A growing horror filled Miller’s face as Ingram spoke, and Ingram felt it too. The blackness. The memory of a silhouette approaching. A black, open mouth, emanating sound. The idea of leaving Miller out there, on the edge of the woods like a sacrifice–no, an offering, he thought suddenly–horrified him. And just as suddenly, Ingram knew–he knew–that if he did leave Miller on the wood’s edge, the offering would be accepted and he’d be able to parlay with the black creature.
“No,” Miller said. “I’ll spill.” “Then spill, goddammit. I’m tired of waiting. And I might not like it–you definitely won’t–but I’ll do as I fucking say and put you out there.” Ingram motioned toward the dark windows at the front of the house.
“They call him the Yellow King. Or the Tattered Man.
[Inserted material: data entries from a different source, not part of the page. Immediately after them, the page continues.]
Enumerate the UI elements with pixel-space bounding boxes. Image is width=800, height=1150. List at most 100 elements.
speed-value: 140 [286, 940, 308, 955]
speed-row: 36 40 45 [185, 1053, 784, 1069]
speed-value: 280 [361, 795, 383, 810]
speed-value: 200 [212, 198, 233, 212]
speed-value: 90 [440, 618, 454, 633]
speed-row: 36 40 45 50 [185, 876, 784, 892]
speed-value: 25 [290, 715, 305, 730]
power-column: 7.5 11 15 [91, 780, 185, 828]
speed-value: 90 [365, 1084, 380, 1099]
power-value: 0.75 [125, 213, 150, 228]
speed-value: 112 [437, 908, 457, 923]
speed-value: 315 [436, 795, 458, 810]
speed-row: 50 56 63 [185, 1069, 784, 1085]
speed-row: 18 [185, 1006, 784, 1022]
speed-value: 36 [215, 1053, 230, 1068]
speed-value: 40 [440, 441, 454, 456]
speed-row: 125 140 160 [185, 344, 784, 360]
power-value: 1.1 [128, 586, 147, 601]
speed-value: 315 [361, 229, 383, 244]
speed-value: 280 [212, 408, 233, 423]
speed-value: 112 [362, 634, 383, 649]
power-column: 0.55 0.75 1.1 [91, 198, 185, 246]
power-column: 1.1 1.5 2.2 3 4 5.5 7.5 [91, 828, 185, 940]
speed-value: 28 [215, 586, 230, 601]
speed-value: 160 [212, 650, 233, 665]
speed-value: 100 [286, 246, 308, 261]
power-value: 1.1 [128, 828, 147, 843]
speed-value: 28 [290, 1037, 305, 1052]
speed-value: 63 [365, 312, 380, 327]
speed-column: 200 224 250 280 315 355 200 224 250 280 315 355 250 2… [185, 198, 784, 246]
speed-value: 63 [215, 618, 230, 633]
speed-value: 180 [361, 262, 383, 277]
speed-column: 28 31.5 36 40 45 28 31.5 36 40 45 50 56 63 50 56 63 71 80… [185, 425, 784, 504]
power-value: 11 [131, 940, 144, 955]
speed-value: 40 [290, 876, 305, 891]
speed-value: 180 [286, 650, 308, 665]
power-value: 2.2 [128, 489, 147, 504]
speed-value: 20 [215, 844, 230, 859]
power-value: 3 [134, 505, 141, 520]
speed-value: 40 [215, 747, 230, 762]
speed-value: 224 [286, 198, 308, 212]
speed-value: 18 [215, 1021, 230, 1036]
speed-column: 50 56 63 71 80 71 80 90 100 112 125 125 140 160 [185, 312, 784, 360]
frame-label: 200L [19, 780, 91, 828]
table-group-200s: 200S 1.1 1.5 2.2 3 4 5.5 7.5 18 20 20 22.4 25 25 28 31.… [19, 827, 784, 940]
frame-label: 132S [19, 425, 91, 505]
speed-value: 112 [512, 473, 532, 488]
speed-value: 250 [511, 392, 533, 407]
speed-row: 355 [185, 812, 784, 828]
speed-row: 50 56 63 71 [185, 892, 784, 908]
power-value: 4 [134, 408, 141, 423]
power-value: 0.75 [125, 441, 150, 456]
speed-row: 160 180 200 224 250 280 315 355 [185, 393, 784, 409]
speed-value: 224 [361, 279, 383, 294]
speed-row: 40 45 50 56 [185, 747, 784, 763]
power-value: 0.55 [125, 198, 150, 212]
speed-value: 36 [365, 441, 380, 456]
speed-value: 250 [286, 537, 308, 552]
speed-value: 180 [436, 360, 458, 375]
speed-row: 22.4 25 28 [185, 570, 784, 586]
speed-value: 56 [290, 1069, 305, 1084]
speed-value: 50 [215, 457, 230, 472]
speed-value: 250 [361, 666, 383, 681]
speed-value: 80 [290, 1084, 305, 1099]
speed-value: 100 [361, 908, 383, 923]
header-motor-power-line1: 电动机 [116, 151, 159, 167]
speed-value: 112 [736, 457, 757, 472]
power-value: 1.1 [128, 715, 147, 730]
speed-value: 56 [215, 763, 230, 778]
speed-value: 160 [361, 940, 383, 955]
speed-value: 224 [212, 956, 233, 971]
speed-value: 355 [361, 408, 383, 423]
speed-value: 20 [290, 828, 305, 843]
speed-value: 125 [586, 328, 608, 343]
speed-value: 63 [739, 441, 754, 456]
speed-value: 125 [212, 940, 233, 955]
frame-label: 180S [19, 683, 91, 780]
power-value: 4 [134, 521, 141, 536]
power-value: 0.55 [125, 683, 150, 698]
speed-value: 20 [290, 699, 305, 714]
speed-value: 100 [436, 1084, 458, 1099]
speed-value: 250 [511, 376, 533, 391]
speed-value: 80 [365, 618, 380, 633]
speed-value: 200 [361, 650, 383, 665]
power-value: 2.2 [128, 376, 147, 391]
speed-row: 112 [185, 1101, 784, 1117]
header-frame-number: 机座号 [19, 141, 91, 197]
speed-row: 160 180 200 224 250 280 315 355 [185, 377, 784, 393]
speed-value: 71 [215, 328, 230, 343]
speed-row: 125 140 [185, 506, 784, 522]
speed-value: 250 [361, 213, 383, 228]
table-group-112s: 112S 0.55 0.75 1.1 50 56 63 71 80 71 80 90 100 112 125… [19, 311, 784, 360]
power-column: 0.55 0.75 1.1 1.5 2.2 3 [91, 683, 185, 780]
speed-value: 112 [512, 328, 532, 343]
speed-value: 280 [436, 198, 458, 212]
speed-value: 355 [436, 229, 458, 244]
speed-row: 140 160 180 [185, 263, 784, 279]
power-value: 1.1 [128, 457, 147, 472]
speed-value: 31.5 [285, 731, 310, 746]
He plays and sings his songs with the Devil’s voice.”
Although the author’s main borrowings from the Mythos focus on Hastur, the King in Yellow and other stuff from Robert Chambers (rather than Lovecraft), the novel presents its own ideas on the Mythos. In a bit of exposition toward the end of the book we get a sense of the differences in Jacobs’ brand of the Mythos from other ones I’ve seen. I have to say, his take on the Mythos is consistently logical and inspiring. His ideas are food for thought for one of my role playing games, and just in general. Heck, based on it, I think a collaboration between John Hornor Jacobs and James Enge would be a most interesting pairing.
I don’t want to spoil the ending and the plot, but is there is pain, sacrifice, and darkness in the novel. It’s not quite as nihilistic as most Mythos stories, but readers who pick up novels like Southern Gods are not looking for shiny happy settings and plots anyway, and shouldn’t expect them. The last act of the book, though, did feel more than a little deus ex machina. Even though the characters themselves remark on a chain of coincidences, that chain does strain at credulity and plausibility. And, there is unfortunately a Chekov’s gun that really doesn’t fire off more than a wet firecracker, although I expected it to do so in a much more important and explosive way. This last act is the major shortcoming of the novel. That said, the book doesn’t let up on the sensibilities and consequences of tangling with the forces being dealt with.
Jacobs has proved, if there is any doubt, that Cthulhu and the rest of the Mythos can thrive being transplanted to settings, eras and motifs beyond the usual suspects one finds in Mythos stories. I’m extremely curious and interested as to what else Jacobs will bring to the table next.